When one part of the organic organism does not function the way it should, someone crafts a part to fill its place, to accomplish the needed task.

Ever since there have been wars, physical anomalies, accidents, aging, and bodily improvisation, there have been cyborgs — people who are half machine, half body. When one part of the organic organism does not function the way it should, someone crafts a part to fill its place, to accomplish the needed task. Artificial legs made of iron. Wooden-wheeled wheelchairs. In the last century, the definition of a cyborg has of course deepened and broadened. Prosthetic limbs now contain computers that work with the living person’s brain, signaling the parts to move.

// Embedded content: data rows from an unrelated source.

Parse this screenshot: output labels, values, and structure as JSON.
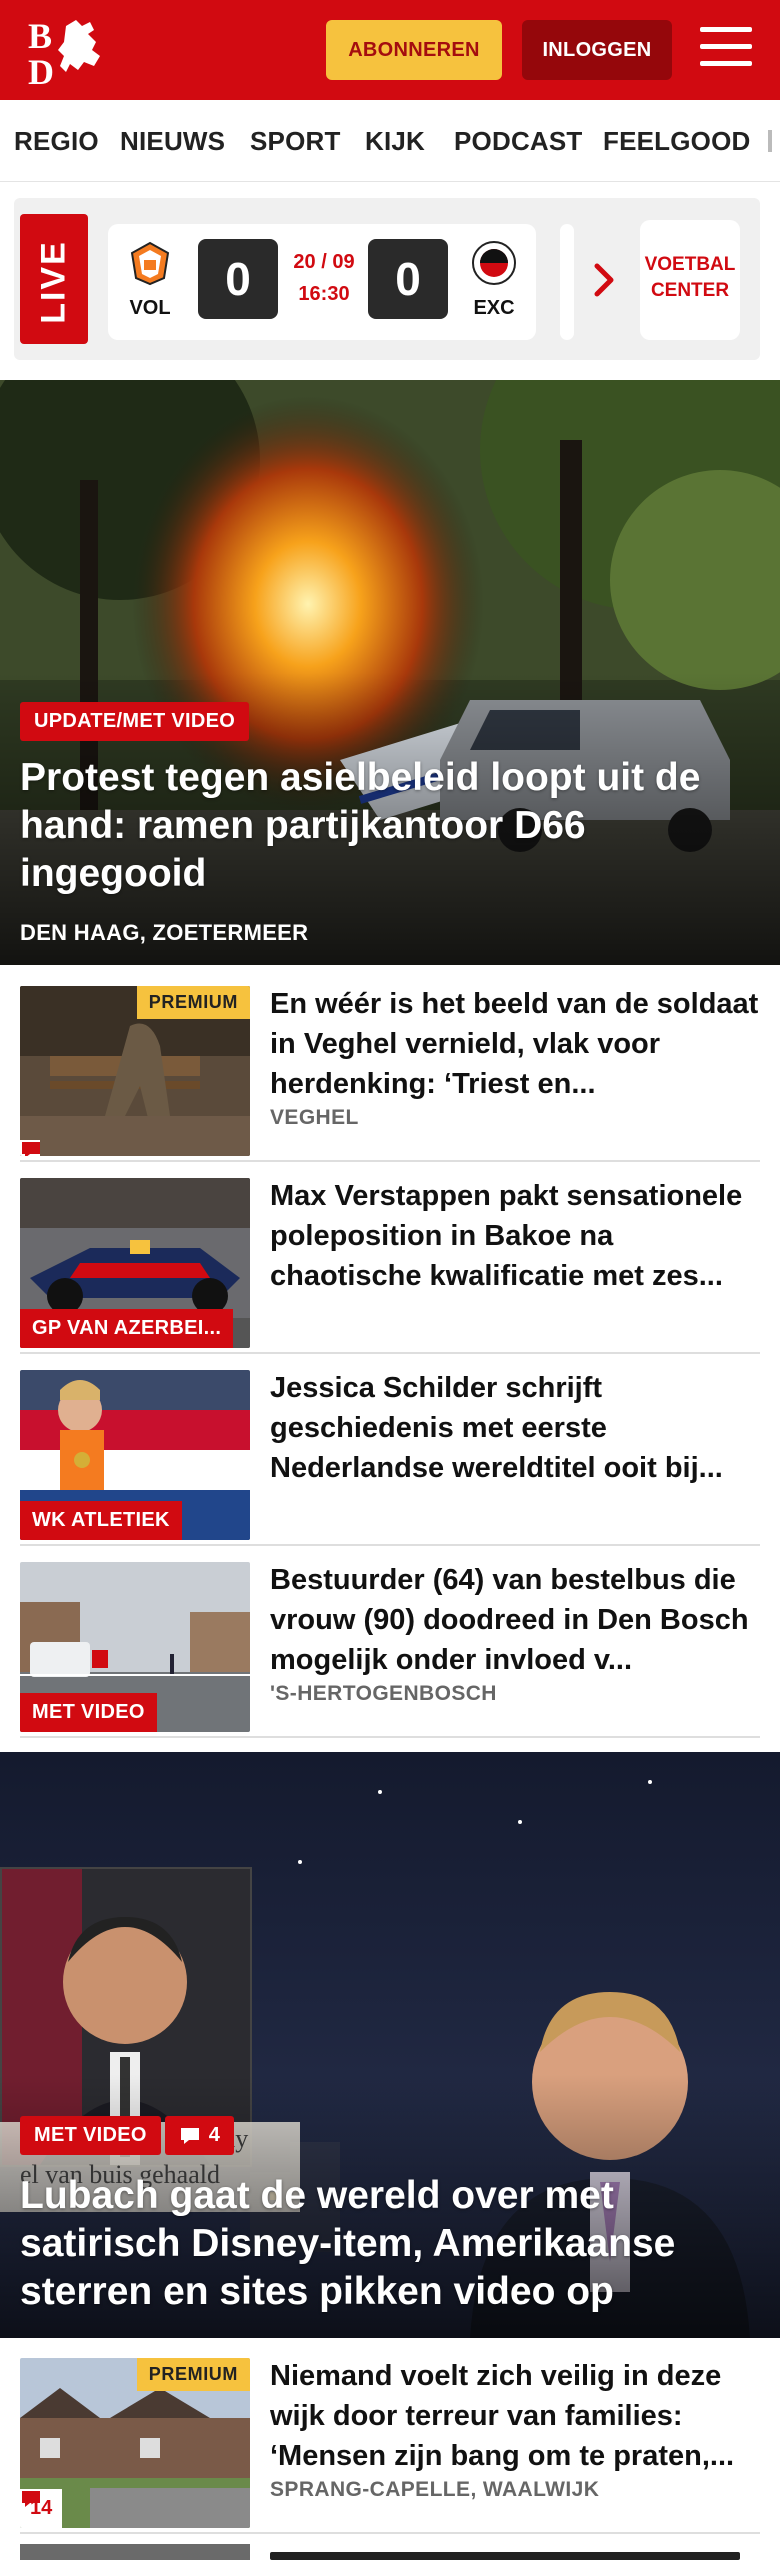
{
  "header": {
    "logo_text": "BD",
    "subscribe_label": "ABONNEREN",
    "login_label": "INLOGGEN",
    "menu_icon": "hamburger-icon",
    "brand_color": "#d10a11",
    "subscribe_color": "#f6c23e"
  },
  "nav": {
    "items": [
      "REGIO",
      "NIEUWS",
      "SPORT",
      "KIJK",
      "PODCAST",
      "FEELGOOD"
    ]
  },
  "live": {
    "tag": "LIVE",
    "home_team": "VOL",
    "home_score": "0",
    "away_team": "EXC",
    "away_score": "0",
    "date": "20 / 09",
    "time": "16:30",
    "center_label_1": "VOETBAL",
    "center_label_2": "CENTER"
  },
  "hero": {
    "label": "UPDATE/MET VIDEO",
    "title": "Protest tegen asielbeleid loopt uit de hand: ramen partijkantoor D66 ingegooid",
    "location": "DEN HAAG, ZOETERMEER"
  },
  "articles": [
    {
      "premium": "PREMIUM",
      "title": "En wéér is het beeld van de soldaat in Veghel vernield, vlak voor herdenking: ‘Triest en...",
      "location": "VEGHEL"
    },
    {
      "label": "GP VAN AZERBEI...",
      "title": "Max Verstappen pakt sensatione­le poleposition in Bakoe na chaotische kwalificatie met zes..."
    },
    {
      "label": "WK ATLETIEK",
      "title": "Jessica Schilder schrijft geschiedenis met eerste Nederlandse wereldtitel ooit bij..."
    },
    {
      "label": "MET VIDEO",
      "title": "Bestuurder (64) van bestelbus die vrouw (90) doodreed in Den Bosch mogelijk onder invloed v...",
      "location": "'S-HERTOGENBOSCH"
    }
  ],
  "hero2": {
    "label": "MET VIDEO",
    "comment_count": "4",
    "title": "Lubach gaat de wereld over met satirisch Disney-item, Amerikaanse sterren en sites pikken video op",
    "inset_overlay_text_1": "my",
    "inset_overlay_text_2": "el van buis gehaald"
  },
  "articles2": [
    {
      "premium": "PREMIUM",
      "comment_count": "14",
      "title": "Niemand voelt zich veilig in deze wijk door terreur van families: ‘Mensen zijn bang om te praten,...",
      "location": "SPRANG-CAPELLE, WAALWIJK"
    }
  ]
}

Humans — part human, part machine — have always existed: imago dei sprung from human invention and creativity.

Since the time I learned to walk, I have worn a machine. Made of disparate parts, I have, like Frankenstein’s monster, moved as a hybrid person through the world, an amalgamation of mechanical parts that enable me to live and thrive. The correct functioning of my artificial part was as essential to me as food or drink, safety and shelter. Without it, I could not be at home in the world.

Born with a congenital birth defect that required the amputation of left foot at the age of four, I began my toddler life in a metal brace secured to the body by Velcro straps and a foam “bump” under the left foot that made my legs even, or “line up,” as we said (“Is it lined up? Do you feel lined up?” the brace outfitter would ask). The brace helped me learn to walk and then kept me walking. For years, whenever I had an art assignment in school, I would look at the lines on my drawing of a flower or a bear’s two paws together, holding a pot of honey, and think of the lines of the human body and how both were meant to be even and symmetrical. My first brace was a primitive creation, all metal and easily soiled cloth, with a clickety-clanking noise, a literal cage for the smaller left leg that kept it straight and allowed it to swing through after the right leg, the “lead leg,” took a step forward. One step, two step, three step. The dance of a broken doll.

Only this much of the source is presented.